A new DAY

I have come through a deep hurt, oh I am still hurting from my loss, I am just on the other side of this and healing more.  I am finding out it is ok to stay there in that sorrow and learn from it.  It hurts like hell, but I am better for it.  I am learning so much from being there with this pain.  If  I stop and look at what there is to learn and not get inside my head or feel like what is happening is a waste of time, I am depriving myself of something awesome.

My little Sasha is gone, yes there were circumstances that happened that caused her to pass from here to the other side.  But she taught me so much more than I realized after I allowed the pain to wash over me I see those blessings.  I work with herbs, I use Silver for infections and colds, yet I have always still had this limited thought that these natural medicines might not work.  Every day I see negativity surround these things I have studied for years.  I know in my heart they are the best remedies for the human as well as animal health.  I know in my heart, yet my fear-based thoughts come in and have me doubting what my heart knows.

I would start out in my heart, trying all that I knew could help this little dog, but then when I didn’t see results right away or even if I did see the results, I would stop the herbs and then run for modern medical practices. I kid you not every time I went with current medicine I saw her get sicker.  Or I wouldn’t use anything but fresh whole foods and clean water, and she was still having issues.  I wore myself out over 11 months trying to fight the diseases she had.  It would have helped if I had known that she was much older, was sick for a long time and I was behind the proverbial 8 ball.

Here is where the lesson comes in, I wasn’t meant to save her, I was being taught how to connect with my heart and trust my instincts.  I was being taught that I needed to trust me.  She was here for me to love and keep safe and warm till she moved on.  I had rescued her from a kennel that would have been her deathbed.  Instead, I gave her a family, love, shelter, and friendship.  She gave me so much more!! My little Sasha gave me the gift of my talents back.  She helped me understand that I was to trust in my heart not my head or the limited thoughts I had on my craft.

As life would have it, my oldest dog was acting like she wasn’t doing well, so I took her to the vet and found that she needs to have her teeth cleaned.  The deep down and get in there kind of cleaning.  One tooth was pulled that day, and they gave me an antibiotic.  I know that we have issues with antibiotic resistance and it is happening with our animals as well.  I started to provide her with the antimicrobial, but she got to acting sicker and weaker.  I had enough of the doubts that had been plaguing me, so I started her on hydrosol silver.  In only a matter of moments, she began to act better.  The pain she was feeling was ebbing away, she began to rest.  I got her to eat and then gave her another dose before bed.
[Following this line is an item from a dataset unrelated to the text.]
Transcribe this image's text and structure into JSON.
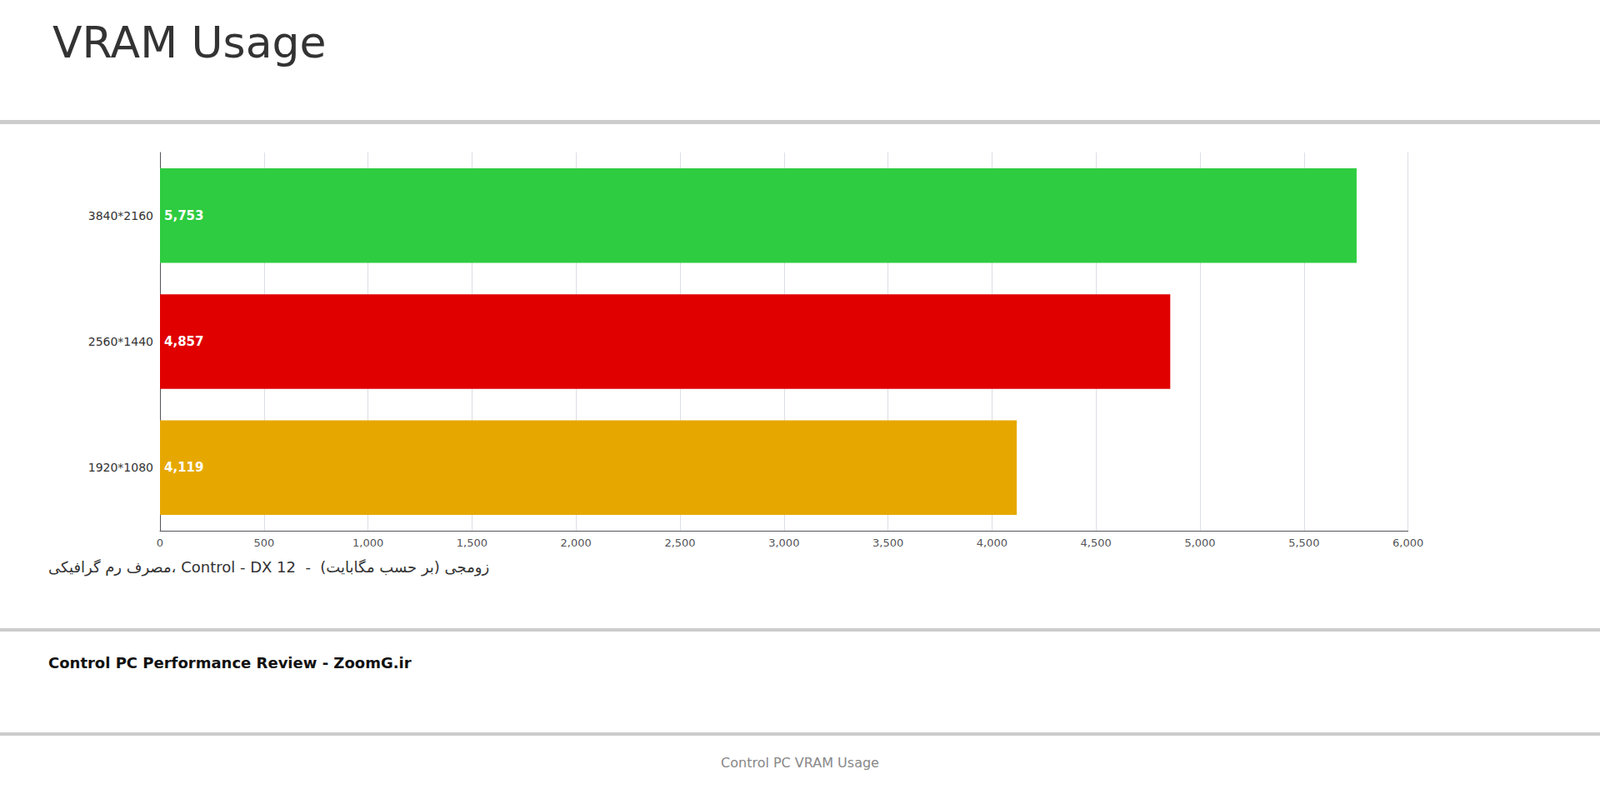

I have witnessed the miracle that silver has done for my family and me. I see the benefits of herbs every day.  I still have doubters in my own family who have seen herbs work, but I can’t blame them, I have my doubts as well at times.  I suffer from LFBB (Limited fear-based beliefs) I was taught like everyone else that our medical community is godlike and makes no mistakes.  It is sad that the government would instead back up the Fear Death Administration <—- (I got this saying from Robert Scott Bell) then to look back to what work thousands of years ago.  AND YES these herbal remedies work, it was just again then we had no idea how our filth and poor sanitation practices caused so many diseases that then caused hundreds of deaths.  Like guinea pigs, we are fed prescriptions that cause more harm than good.
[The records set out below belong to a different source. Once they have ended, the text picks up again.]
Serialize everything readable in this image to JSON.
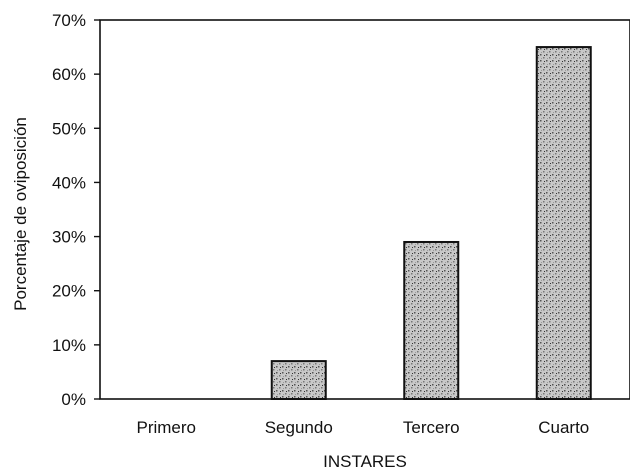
{
  "chart_data": {
    "type": "bar",
    "categories": [
      "Primero",
      "Segundo",
      "Tercero",
      "Cuarto"
    ],
    "values": [
      0,
      7,
      29,
      65
    ],
    "y_tick_labels": [
      "0%",
      "10%",
      "20%",
      "30%",
      "40%",
      "50%",
      "60%",
      "70%"
    ],
    "ylim": [
      0,
      70
    ],
    "xlabel": "INSTARES",
    "ylabel": "Porcentaje de oviposición",
    "grid": false,
    "legend": "none",
    "colors": {
      "frame": "#111111",
      "bar_fill": "#b5b5b5"
    }
  }
}
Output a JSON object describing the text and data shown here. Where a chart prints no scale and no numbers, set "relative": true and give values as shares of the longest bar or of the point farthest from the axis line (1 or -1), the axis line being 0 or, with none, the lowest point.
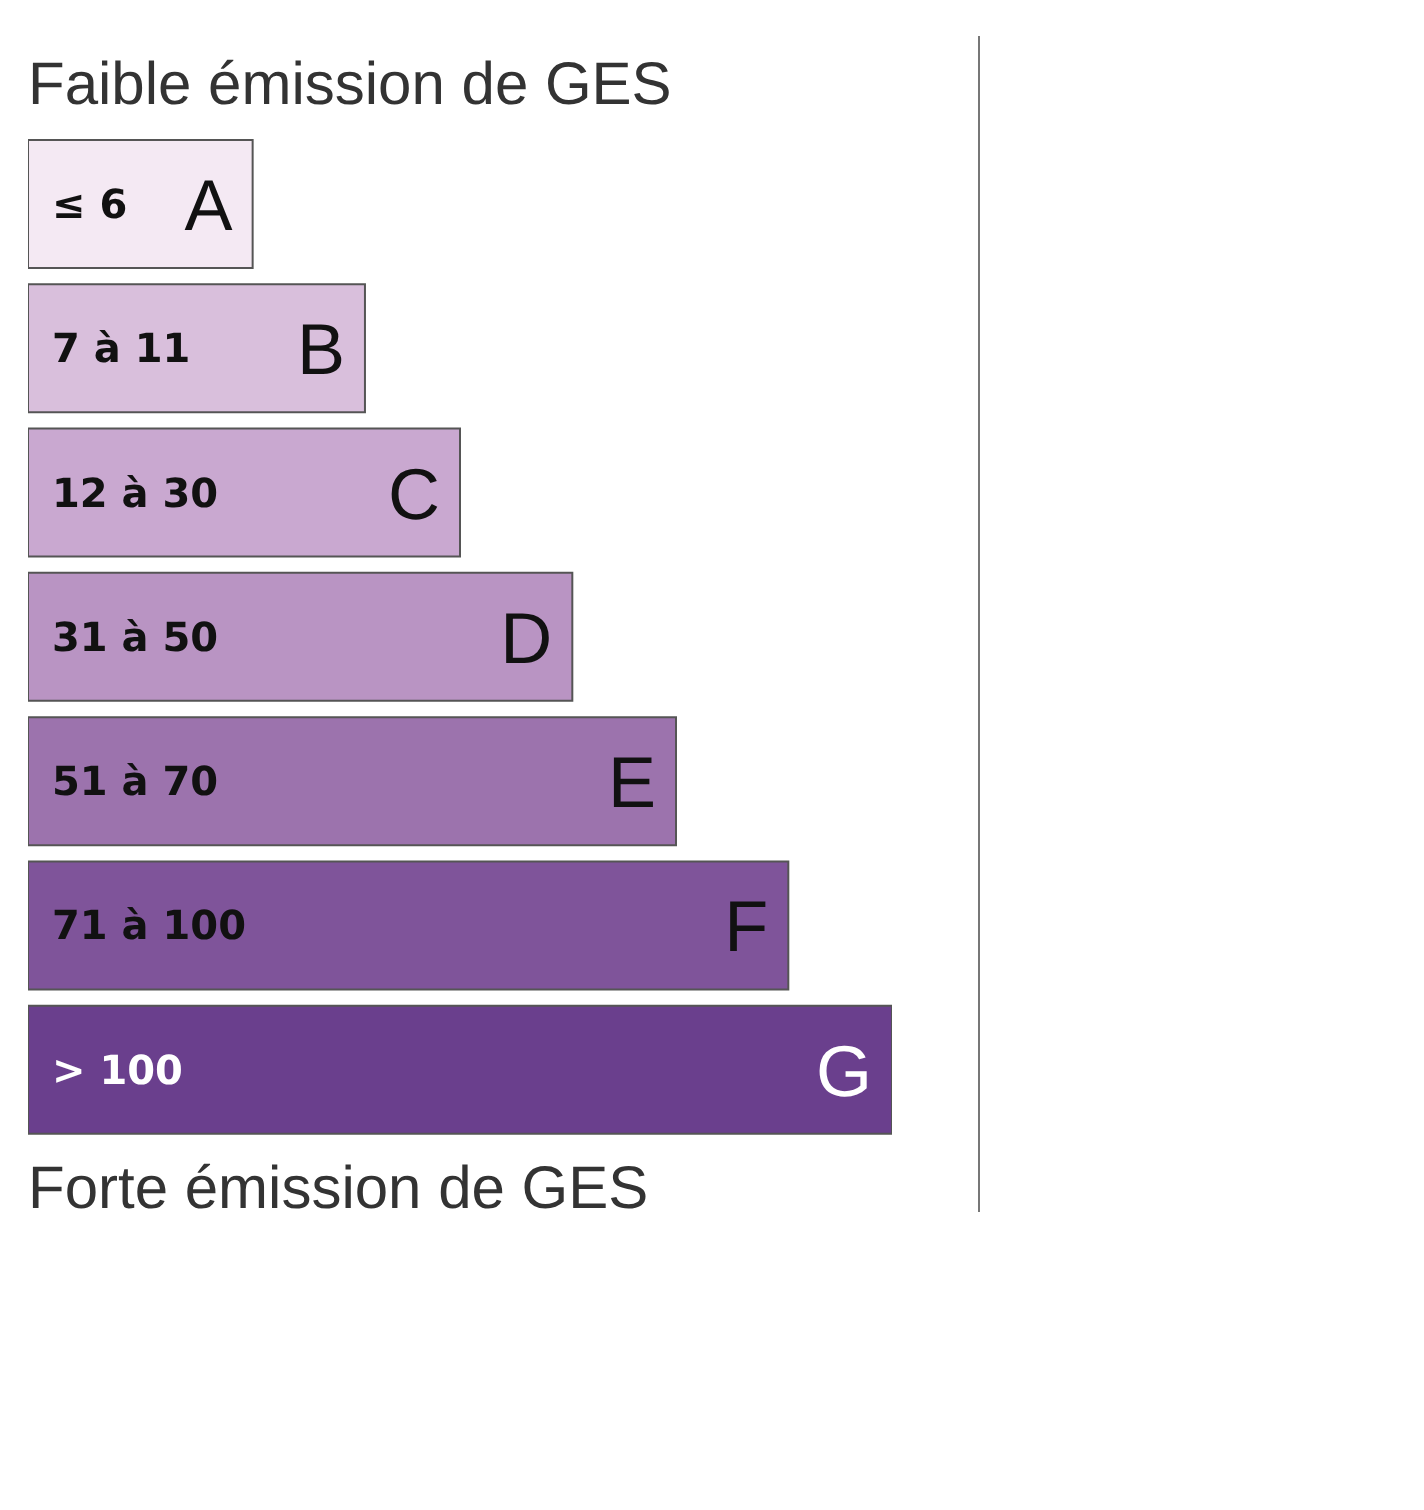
{
  "chart_data": {
    "type": "bar",
    "orientation": "horizontal",
    "relative": true,
    "title": "Faible émission de GES",
    "categories": [
      "≤ 6",
      "7 à 11",
      "12 à 30",
      "31 à 50",
      "51 à 70",
      "71 à 100",
      "> 100"
    ],
    "values": [
      0.26,
      0.39,
      0.5,
      0.63,
      0.75,
      0.88,
      1
    ],
    "colors": [
      "#f4e9f3",
      "#d9bfdc",
      "#c9a8d0",
      "#b994c3",
      "#9c73ad",
      "#7f549a",
      "#6a3f8d"
    ],
    "annotations": [
      {
        "text": "A",
        "x": 0.26,
        "y": "≤ 6"
      },
      {
        "text": "B",
        "x": 0.39,
        "y": "7 à 11"
      },
      {
        "text": "C",
        "x": 0.5,
        "y": "12 à 30"
      },
      {
        "text": "D",
        "x": 0.63,
        "y": "31 à 50"
      },
      {
        "text": "E",
        "x": 0.75,
        "y": "51 à 70"
      },
      {
        "text": "F",
        "x": 0.88,
        "y": "71 à 100"
      },
      {
        "text": "G",
        "x": 1,
        "y": "> 100"
      },
      "Forte émission de GES"
    ],
    "grid": false,
    "legend": false
  }
}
I am now using the silver to help get the tartar off my dog’s teeth as well.  I have two weeks to see if this will help her, and I am hoping that it will also show another vet that all natural cures do work and are better for our pets.  I will keep you up to date on what I find out.  My Dear Little Sasha even though she was only in my life for a short time, the courage and the determination she showed me, has helped to renew my life journey.  I am here to help teach others what Indigenous people knew.  They knew how to cure diseases, how to keep themselves from becoming sick.  We have been taught how to rely on a very messed up medical community that has forgotten their golden rule, DO NO MORE HARM...

I know that I will not question my heart again, I know that I can trust my heart.  I will challenge my mind, for I know it is full of limited fear-based thoughts and I want to allow them to go on.  There is a reason for all that we have to transpire in our lives, it is up to me to stop, be quiet and allow the message to come up.

I have faced a lot of guilt as well as ah-ha moments since this little dog passed.  I can see now what I chose not to notice.  I had a choice to decided not to know that she was older than I was told, I chose not to see that she was sicker than I thought.  I doubted my teachings that I found through my heart because of Fear based limited beliefs.  I have had to face the darker side of me, and I had a hard time meeting those thoughts. I found myself cleaning the house and staying as busy as I could.   It would have been easy to see distractions and not look into that deep dark hole of sadness.  I am delighted that I faced my darker side, for the gift I have received will be a victory in saving my other dog, as well as helping me trust in my heart more.

It is a new day today, I have allowed the thoughts and actions from yesterday to stay there, I have bought from those days the lessons I needed. I am not looking into the future, I am right here looking around at my day today.  I am finding that I have many blessings right here at this moment.